Principle:SqueezeAILab ETS Answer Extraction
| Knowledge Sources | |
|---|---|
| Domains | Evaluation, Text_Processing, Mathematical_Reasoning |
| Last Updated | 2026-02-14 02:00 GMT |
Overview
A multi-strategy text parsing system that extracts mathematical answers from free-form model-generated reasoning trajectories.
Description
Language models produce reasoning trajectories as free-form text. To evaluate correctness, the final answer must be extracted from this text. Different model families use different answer formatting conventions, requiring model-specific extraction strategies:
- Shepherd/Llemma format: Answers delimited by "The answer is:" ... "ки" (Cyrillic step token)
- Boxed format: LaTeX \boxed{answer} notation (common in MATH benchmark)
- Natural language: "The answer is" followed by the answer text
- Program output: Code output blocks delimited by triple backticks
- Numeric fallback: Last number in the text
The extraction pipeline tries strategies in priority order, falling back to less specific patterns if earlier ones fail. The extracted answer is then normalized (stripping whitespace, commas, fixing LaTeX fractions/sqrt) before being passed to the grading function.
Usage
Apply answer extraction after tree search completes, before grading.
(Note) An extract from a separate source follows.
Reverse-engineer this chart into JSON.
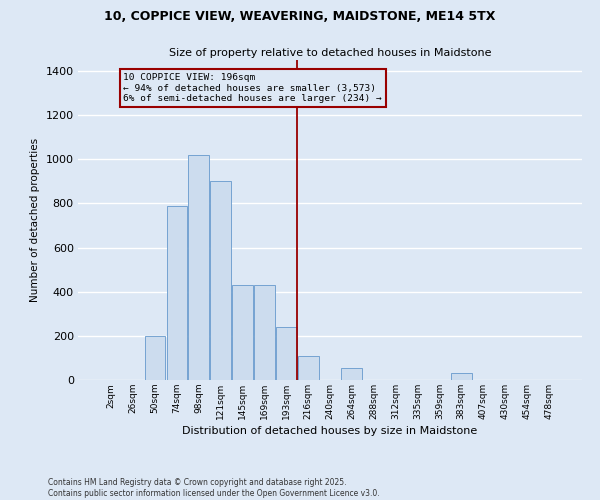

The extraction function is selected based on the model type: extract_shepherd_answer for llemma/mistral models, extract_answer for general-purpose extraction.
Theoretical Basis
Answer extraction from free-form text is a pattern matching problem with a cascading priority strategy:
# Abstract extraction strategy
def extract(text):
# Priority 1: Structured format ("final answer is $...$. I hope")
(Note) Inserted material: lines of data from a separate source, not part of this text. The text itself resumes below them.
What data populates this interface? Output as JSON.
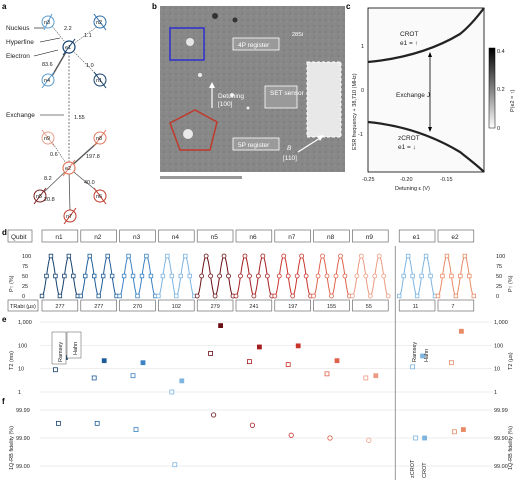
{
  "panel_labels": {
    "a": "a",
    "b": "b",
    "c": "c",
    "d": "d",
    "e": "e",
    "f": "f"
  },
  "panel_a": {
    "labels": {
      "nucleus": "Nucleus",
      "hyperfine": "Hyperfine",
      "electron": "Electron",
      "exchange": "Exchange"
    },
    "electrons": [
      "e1",
      "e2"
    ],
    "nuclei_top": [
      "n3",
      "n2",
      "n4",
      "n1"
    ],
    "nuclei_bottom": [
      "n9",
      "n8",
      "n5",
      "n6",
      "n7"
    ],
    "couplings_top": {
      "n3": "2.2",
      "n2": "1.1",
      "n4": "83.6",
      "n1": "1.0"
    },
    "exchange_value": "1.55",
    "couplings_bottom": {
      "n9": "0.6",
      "n8": "197.8",
      "n5": "8.2",
      "n6": "20.8",
      "n7": "40.0"
    },
    "colors": {
      "e1": "#14406e",
      "e2": "#e0795e",
      "nucleus_dark": "#14406e",
      "nucleus_light": "#5b9dd0",
      "nucleus_red": "#c0392b"
    }
  },
  "panel_b": {
    "isotope": "28Si",
    "register_4p": "4P register",
    "register_5p": "5P register",
    "set_sensor": "SET sensor",
    "detuning": "Detuning",
    "detuning_dir": "[100]",
    "b_field": "B",
    "b_dir": "[110]"
  },
  "panel_c": {
    "ylabel": "ESR frequency + 38,710 (MHz)",
    "xlabel": "Detuning ε (V)",
    "xticks": [
      "-0.25",
      "-0.20",
      "-0.15"
    ],
    "yticks": [
      "1",
      "0",
      "-1"
    ],
    "crot": "CROT",
    "crot_state": "e1 = ↑",
    "zcrot": "zCROT",
    "zcrot_state": "e1 = ↓",
    "exchange": "Exchange J",
    "cbar_label": "P(e2 = ↑)",
    "cbar_ticks": [
      "0.4",
      "0.2",
      "0"
    ]
  },
  "panel_d": {
    "row_label": "Qubit",
    "qubits": [
      "n1",
      "n2",
      "n3",
      "n4",
      "n5",
      "n6",
      "n7",
      "n8",
      "n9",
      "e1",
      "e2"
    ],
    "ylabel_left": "P↑ (%)",
    "ylabel_right": "P↑ (%)",
    "yticks": [
      "100",
      "75",
      "50",
      "25",
      "0"
    ],
    "trabi_label": "TRabi (µs)",
    "trabi": [
      "277",
      "277",
      "270",
      "102",
      "279",
      "241",
      "197",
      "155",
      "55",
      "11",
      "7"
    ]
  },
  "panel_e": {
    "ylabel_left": "T2 (ms)",
    "ylabel_right": "T2 (µs)",
    "yticks_left": [
      "1,000",
      "100",
      "10",
      "1"
    ],
    "yticks_right": [
      "1,000",
      "100",
      "10",
      "1"
    ],
    "legend_nuc": [
      "Ramsey",
      "Hahn"
    ],
    "legend_el": [
      "Ramsey",
      "Hahn"
    ],
    "ramsey": [
      9,
      4,
      5,
      1,
      45,
      20,
      15,
      6,
      4,
      12,
      18
    ],
    "hahn": [
      30,
      22,
      18,
      3,
      700,
      85,
      95,
      22,
      5,
      35,
      400
    ]
  },
  "panel_f": {
    "ylabel_left": "1Q-RB fidelity (%)",
    "ylabel_right": "1Q-RB fidelity (%)",
    "yticks_left": [
      "99.99",
      "99.90",
      "99.00"
    ],
    "yticks_right": [
      "99.99",
      "99.90",
      "99.00"
    ],
    "legend_el": [
      "zCROT",
      "CROT"
    ],
    "fidelity": [
      99.97,
      99.97,
      99.95,
      99.1,
      99.985,
      99.965,
      99.92,
      99.9,
      99.88,
      99.9,
      99.94
    ],
    "fidelity_crot": [
      null,
      null,
      null,
      null,
      null,
      null,
      null,
      null,
      null,
      99.9,
      99.95
    ]
  }
}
if structured_match := match_structured(text):
return structured_match
# Priority 2: LaTeX boxed format
if boxed := extract_boxed(text):
return boxed
# Priority 3: Natural language ("the answer is")
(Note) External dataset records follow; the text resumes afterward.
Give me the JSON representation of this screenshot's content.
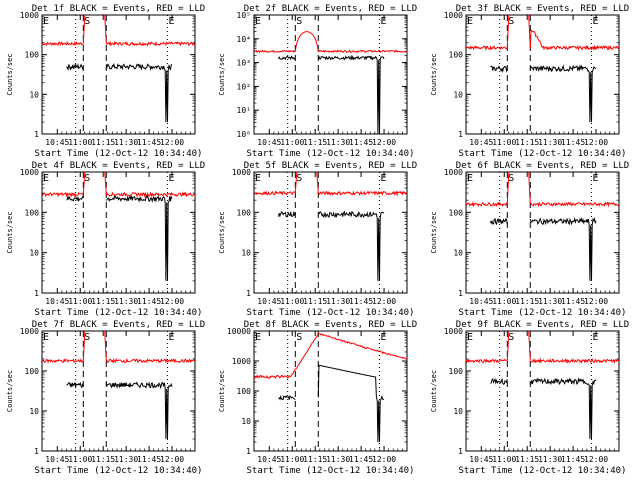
{
  "chart_data": [
    {
      "type": "line",
      "title": "Det 1f BLACK = Events, RED = LLD",
      "xlabel": "Start Time (12-Oct-12 10:34:40)",
      "ylabel": "Counts/sec",
      "y_scale": "log",
      "ylim": [
        1,
        1000
      ],
      "x_tick_labels": [
        "10:45",
        "11:00",
        "11:15",
        "11:30",
        "11:45",
        "12:00"
      ],
      "x_ticks_minutes": [
        10,
        25,
        40,
        55,
        70,
        85
      ],
      "xlim_minutes": [
        0,
        100
      ],
      "y_tick_labels": [
        "1",
        "10",
        "100",
        "1000"
      ],
      "y_tick_values": [
        1,
        10,
        100,
        1000
      ],
      "markers": [
        {
          "label": "E",
          "x_minutes": 0,
          "style": "dotted"
        },
        {
          "label": "",
          "x_minutes": 22,
          "style": "dotted"
        },
        {
          "label": "S",
          "x_minutes": 27,
          "style": "dashed"
        },
        {
          "label": "",
          "x_minutes": 42,
          "style": "dashed"
        },
        {
          "label": "E",
          "x_minutes": 82,
          "style": "dotted"
        }
      ],
      "series": [
        {
          "color": "#ff0000",
          "level": 190,
          "gap": [
            27,
            42
          ],
          "spike": 1000,
          "ramp": false
        },
        {
          "color": "#000000",
          "level": 50,
          "start": 16,
          "end": 85,
          "drop_at": 80,
          "drop_min": 2,
          "gap": [
            27,
            42
          ]
        }
      ]
    },
    {
      "type": "line",
      "title": "Det 2f BLACK = Events, RED = LLD",
      "xlabel": "Start Time (12-Oct-12 10:34:40)",
      "ylabel": "Counts/sec",
      "y_scale": "log",
      "ylim": [
        1,
        100000
      ],
      "x_tick_labels": [
        "10:45",
        "11:00",
        "11:15",
        "11:30",
        "11:45",
        "12:00"
      ],
      "x_ticks_minutes": [
        10,
        25,
        40,
        55,
        70,
        85
      ],
      "xlim_minutes": [
        0,
        100
      ],
      "y_tick_labels": [
        "10⁰",
        "10¹",
        "10²",
        "10³",
        "10⁴",
        "10⁵"
      ],
      "y_tick_values": [
        1,
        10,
        100,
        1000,
        10000,
        100000
      ],
      "markers": [
        {
          "label": "E",
          "x_minutes": 0,
          "style": "dotted"
        },
        {
          "label": "",
          "x_minutes": 22,
          "style": "dotted"
        },
        {
          "label": "S",
          "x_minutes": 27,
          "style": "dashed"
        },
        {
          "label": "",
          "x_minutes": 42,
          "style": "dashed"
        },
        {
          "label": "E",
          "x_minutes": 82,
          "style": "dotted"
        }
      ],
      "series": [
        {
          "color": "#ff0000",
          "level": 3000,
          "bump": {
            "from": 27,
            "to": 42,
            "peak": 20000
          }
        },
        {
          "color": "#000000",
          "level": 1600,
          "start": 16,
          "end": 85,
          "drop_at": 80,
          "drop_min": 1,
          "gap": [
            27,
            42
          ]
        }
      ]
    },
    {
      "type": "line",
      "title": "Det 3f BLACK = Events, RED = LLD",
      "xlabel": "Start Time (12-Oct-12 10:34:40)",
      "ylabel": "Counts/sec",
      "y_scale": "log",
      "ylim": [
        1,
        1000
      ],
      "x_tick_labels": [
        "10:45",
        "11:00",
        "11:15",
        "11:30",
        "11:45",
        "12:00"
      ],
      "x_ticks_minutes": [
        10,
        25,
        40,
        55,
        70,
        85
      ],
      "xlim_minutes": [
        0,
        100
      ],
      "y_tick_labels": [
        "1",
        "10",
        "100",
        "1000"
      ],
      "y_tick_values": [
        1,
        10,
        100,
        1000
      ],
      "markers": [
        {
          "label": "E",
          "x_minutes": 0,
          "style": "dotted"
        },
        {
          "label": "",
          "x_minutes": 22,
          "style": "dotted"
        },
        {
          "label": "S",
          "x_minutes": 27,
          "style": "dashed"
        },
        {
          "label": "",
          "x_minutes": 42,
          "style": "dashed"
        },
        {
          "label": "E",
          "x_minutes": 82,
          "style": "dotted"
        }
      ],
      "series": [
        {
          "color": "#ff0000",
          "level": 150,
          "gap": [
            27,
            42
          ],
          "spike": 1000,
          "decay": true
        },
        {
          "color": "#000000",
          "level": 45,
          "start": 16,
          "end": 85,
          "drop_at": 80,
          "drop_min": 2,
          "gap": [
            27,
            42
          ]
        }
      ]
    },
    {
      "type": "line",
      "title": "Det 4f BLACK = Events, RED = LLD",
      "xlabel": "Start Time (12-Oct-12 10:34:40)",
      "ylabel": "Counts/sec",
      "y_scale": "log",
      "ylim": [
        1,
        1000
      ],
      "x_tick_labels": [
        "10:45",
        "11:00",
        "11:15",
        "11:30",
        "11:45",
        "12:00"
      ],
      "x_ticks_minutes": [
        10,
        25,
        40,
        55,
        70,
        85
      ],
      "xlim_minutes": [
        0,
        100
      ],
      "y_tick_labels": [
        "1",
        "10",
        "100",
        "1000"
      ],
      "y_tick_values": [
        1,
        10,
        100,
        1000
      ],
      "markers": [
        {
          "label": "E",
          "x_minutes": 0,
          "style": "dotted"
        },
        {
          "label": "",
          "x_minutes": 22,
          "style": "dotted"
        },
        {
          "label": "S",
          "x_minutes": 27,
          "style": "dashed"
        },
        {
          "label": "",
          "x_minutes": 42,
          "style": "dashed"
        },
        {
          "label": "E",
          "x_minutes": 82,
          "style": "dotted"
        }
      ],
      "series": [
        {
          "color": "#ff0000",
          "level": 280,
          "gap": [
            27,
            42
          ],
          "spike": 1000
        },
        {
          "color": "#000000",
          "level": 220,
          "start": 16,
          "end": 85,
          "drop_at": 80,
          "drop_min": 2,
          "gap": [
            27,
            42
          ]
        }
      ]
    },
    {
      "type": "line",
      "title": "Det 5f BLACK = Events, RED = LLD",
      "xlabel": "Start Time (12-Oct-12 10:34:40)",
      "ylabel": "Counts/sec",
      "y_scale": "log",
      "ylim": [
        1,
        1000
      ],
      "x_tick_labels": [
        "10:45",
        "11:00",
        "11:15",
        "11:30",
        "11:45",
        "12:00"
      ],
      "x_ticks_minutes": [
        10,
        25,
        40,
        55,
        70,
        85
      ],
      "xlim_minutes": [
        0,
        100
      ],
      "y_tick_labels": [
        "1",
        "10",
        "100",
        "1000"
      ],
      "y_tick_values": [
        1,
        10,
        100,
        1000
      ],
      "markers": [
        {
          "label": "E",
          "x_minutes": 0,
          "style": "dotted"
        },
        {
          "label": "",
          "x_minutes": 22,
          "style": "dotted"
        },
        {
          "label": "S",
          "x_minutes": 27,
          "style": "dashed"
        },
        {
          "label": "",
          "x_minutes": 42,
          "style": "dashed"
        },
        {
          "label": "E",
          "x_minutes": 82,
          "style": "dotted"
        }
      ],
      "series": [
        {
          "color": "#ff0000",
          "level": 300,
          "gap": [
            27,
            42
          ],
          "spike": 1000
        },
        {
          "color": "#000000",
          "level": 90,
          "start": 16,
          "end": 85,
          "drop_at": 80,
          "drop_min": 2,
          "gap": [
            27,
            42
          ]
        }
      ]
    },
    {
      "type": "line",
      "title": "Det 6f BLACK = Events, RED = LLD",
      "xlabel": "Start Time (12-Oct-12 10:34:40)",
      "ylabel": "Counts/sec",
      "y_scale": "log",
      "ylim": [
        1,
        1000
      ],
      "x_tick_labels": [
        "10:45",
        "11:00",
        "11:15",
        "11:30",
        "11:45",
        "12:00"
      ],
      "x_ticks_minutes": [
        10,
        25,
        40,
        55,
        70,
        85
      ],
      "xlim_minutes": [
        0,
        100
      ],
      "y_tick_labels": [
        "1",
        "10",
        "100",
        "1000"
      ],
      "y_tick_values": [
        1,
        10,
        100,
        1000
      ],
      "markers": [
        {
          "label": "E",
          "x_minutes": 0,
          "style": "dotted"
        },
        {
          "label": "",
          "x_minutes": 22,
          "style": "dotted"
        },
        {
          "label": "S",
          "x_minutes": 27,
          "style": "dashed"
        },
        {
          "label": "",
          "x_minutes": 42,
          "style": "dashed"
        },
        {
          "label": "E",
          "x_minutes": 82,
          "style": "dotted"
        }
      ],
      "series": [
        {
          "color": "#ff0000",
          "level": 160,
          "gap": [
            27,
            42
          ],
          "spike": 1000
        },
        {
          "color": "#000000",
          "level": 60,
          "start": 16,
          "end": 85,
          "drop_at": 80,
          "drop_min": 2,
          "gap": [
            27,
            42
          ]
        }
      ]
    },
    {
      "type": "line",
      "title": "Det 7f BLACK = Events, RED = LLD",
      "xlabel": "Start Time (12-Oct-12 10:34:40)",
      "ylabel": "Counts/sec",
      "y_scale": "log",
      "ylim": [
        1,
        1000
      ],
      "x_tick_labels": [
        "10:45",
        "11:00",
        "11:15",
        "11:30",
        "11:45",
        "12:00"
      ],
      "x_ticks_minutes": [
        10,
        25,
        40,
        55,
        70,
        85
      ],
      "xlim_minutes": [
        0,
        100
      ],
      "y_tick_labels": [
        "1",
        "10",
        "100",
        "1000"
      ],
      "y_tick_values": [
        1,
        10,
        100,
        1000
      ],
      "markers": [
        {
          "label": "E",
          "x_minutes": 0,
          "style": "dotted"
        },
        {
          "label": "",
          "x_minutes": 22,
          "style": "dotted"
        },
        {
          "label": "S",
          "x_minutes": 27,
          "style": "dashed"
        },
        {
          "label": "",
          "x_minutes": 42,
          "style": "dashed"
        },
        {
          "label": "E",
          "x_minutes": 82,
          "style": "dotted"
        }
      ],
      "series": [
        {
          "color": "#ff0000",
          "level": 180,
          "gap": [
            27,
            42
          ],
          "spike": 1000
        },
        {
          "color": "#000000",
          "level": 45,
          "start": 16,
          "end": 85,
          "drop_at": 80,
          "drop_min": 2,
          "gap": [
            27,
            42
          ]
        }
      ]
    },
    {
      "type": "line",
      "title": "Det 8f BLACK = Events, RED = LLD",
      "xlabel": "Start Time (12-Oct-12 10:34:40)",
      "ylabel": "Counts/sec",
      "y_scale": "log",
      "ylim": [
        1,
        10000
      ],
      "x_tick_labels": [
        "10:45",
        "11:00",
        "11:15",
        "11:30",
        "11:45",
        "12:00"
      ],
      "x_ticks_minutes": [
        10,
        25,
        40,
        55,
        70,
        85
      ],
      "xlim_minutes": [
        0,
        100
      ],
      "y_tick_labels": [
        "1",
        "10",
        "100",
        "1000",
        "10000"
      ],
      "y_tick_values": [
        1,
        10,
        100,
        1000,
        10000
      ],
      "markers": [
        {
          "label": "E",
          "x_minutes": 0,
          "style": "dotted"
        },
        {
          "label": "",
          "x_minutes": 22,
          "style": "dotted"
        },
        {
          "label": "S",
          "x_minutes": 27,
          "style": "dashed"
        },
        {
          "label": "",
          "x_minutes": 42,
          "style": "dashed"
        },
        {
          "label": "E",
          "x_minutes": 82,
          "style": "dotted"
        }
      ],
      "series": [
        {
          "color": "#ff0000",
          "level": 300,
          "ramp": true,
          "peak": 8000,
          "gap_free": true
        },
        {
          "color": "#000000",
          "level": 60,
          "start": 16,
          "end": 85,
          "drop_at": 80,
          "drop_min": 2,
          "gap": [
            27,
            42
          ],
          "black_high": 700
        }
      ]
    },
    {
      "type": "line",
      "title": "Det 9f BLACK = Events, RED = LLD",
      "xlabel": "Start Time (12-Oct-12 10:34:40)",
      "ylabel": "Counts/sec",
      "y_scale": "log",
      "ylim": [
        1,
        1000
      ],
      "x_tick_labels": [
        "10:45",
        "11:00",
        "11:15",
        "11:30",
        "11:45",
        "12:00"
      ],
      "x_ticks_minutes": [
        10,
        25,
        40,
        55,
        70,
        85
      ],
      "xlim_minutes": [
        0,
        100
      ],
      "y_tick_labels": [
        "1",
        "10",
        "100",
        "1000"
      ],
      "y_tick_values": [
        1,
        10,
        100,
        1000
      ],
      "markers": [
        {
          "label": "E",
          "x_minutes": 0,
          "style": "dotted"
        },
        {
          "label": "",
          "x_minutes": 22,
          "style": "dotted"
        },
        {
          "label": "S",
          "x_minutes": 27,
          "style": "dashed"
        },
        {
          "label": "",
          "x_minutes": 42,
          "style": "dashed"
        },
        {
          "label": "E",
          "x_minutes": 82,
          "style": "dotted"
        }
      ],
      "series": [
        {
          "color": "#ff0000",
          "level": 180,
          "gap": [
            27,
            42
          ],
          "spike": 1000
        },
        {
          "color": "#000000",
          "level": 55,
          "start": 16,
          "end": 85,
          "drop_at": 80,
          "drop_min": 2,
          "gap": [
            27,
            42
          ]
        }
      ]
    }
  ]
}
if nl_match := match_natural_language(text):
return nl_match
# Priority 4: Program output
if program_output := extract_code_output(text):
return program_output
# Priority 5: Last number fallback
return extract_last_number(text)
The cascading design ensures robustness across different model output formats while preferring more specific patterns that are less likely to produce false positives.